Calculating and predicting cash flow
Depending on the size of your business and how quickly you can grow, you'll need to forecast your cash flow over a year, a quarter, a month, or even a week. A dedicated cash flow management solution can help with this. If you make a detailed forecast in case of an unforeseen situation, you will always know how to solve the problem without negative consequences for the company. It's important to understand that the rate of financial inflows is not always the same, and credit cannot expand all the time.
You can begin forecasting by assessing the current financial situation and collecting data. It is necessary to interview all employees on whom the intensity of financial inflows depends, such as:
- salespeople
- representatives of the service departments
- employees of banks and financial departments.
They should be asked how much money should be received, how much money will be spent on services, if the company they're dealing with has large debts and so on. A more accurate forecast can be made by getting as much information about the company's finances.

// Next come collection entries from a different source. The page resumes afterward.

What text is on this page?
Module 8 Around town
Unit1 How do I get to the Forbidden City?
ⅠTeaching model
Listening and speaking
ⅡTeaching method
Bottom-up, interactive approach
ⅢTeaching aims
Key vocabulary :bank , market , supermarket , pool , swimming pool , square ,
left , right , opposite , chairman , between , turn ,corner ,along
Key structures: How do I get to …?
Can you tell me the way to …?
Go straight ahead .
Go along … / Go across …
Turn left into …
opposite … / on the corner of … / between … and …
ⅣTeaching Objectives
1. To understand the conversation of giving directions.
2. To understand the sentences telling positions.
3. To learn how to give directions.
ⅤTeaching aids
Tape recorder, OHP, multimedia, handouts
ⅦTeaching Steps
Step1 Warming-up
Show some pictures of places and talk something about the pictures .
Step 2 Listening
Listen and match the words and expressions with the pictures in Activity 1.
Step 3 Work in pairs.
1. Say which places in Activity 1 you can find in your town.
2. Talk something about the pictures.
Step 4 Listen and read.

After that, a cash expenditure plan is made. Even the most minor expenditures should be taken into account:
- rent
- purchase of equipment
- salary
- taxes
- benefits
- equipment maintenance
- utilities
- office supplies
- payment of debts
- advertising
- fleet maintenance.
Building a competent system for receiving money
The ideal interaction scenario with customers looks like this: you provide the client with a service, and he immediately pays you. Unfortunately, this is not always the case. In most cases, clients pay very late. To speed up the receipt of their money, consistently perform the following actions:
- Offer discounts to customers who pay on time
- Ask the customer to make a prepayment at the time of signing the contract
- Check the credit history of new customers
- Don't be slow with billing; keep track of slow payments.
Managing payments
To get as far away from vendor payments as possible, use the following tips:
- Make the most of your credit terms. If your contract says that payment is due by the 30th, take your time to pay on the 20th or 25th
- Use a wire transfer to make payments on the last available day
- Tell your suppliers about your finances discreetly, so they will trust you. If there is ever a need to delay payment, the trust you have built up with your vendor will help you find common ground
- Investigate vendor offers for early payment discounts. Many of them have pretty tricky and not always favorable terms
- Do not choose the vendor with the lowest price. Sometimes it is much more advantageous to agree to a higher price but with more flexible payment terms. It will improve your cash flow.
Knowing how to "survive" without money
Since the future cannot be predicted 100%, there may come a time in any company when it simply does not have the money to pay its bills. To survive this period, you must have a ready-made strategy. It may include the following steps:
- convincing the bank that you are a conscientious customer and have been able to calculate in advance that you may need money shortly;
- establishing your line of credit with the bank;
- obtaining a deferment from a supplier who is aware of the state of affairs in your business and is willing to wait until you are in times of financial stability.
If you use these tips and special software, you can significantly optimize your cash flow control system.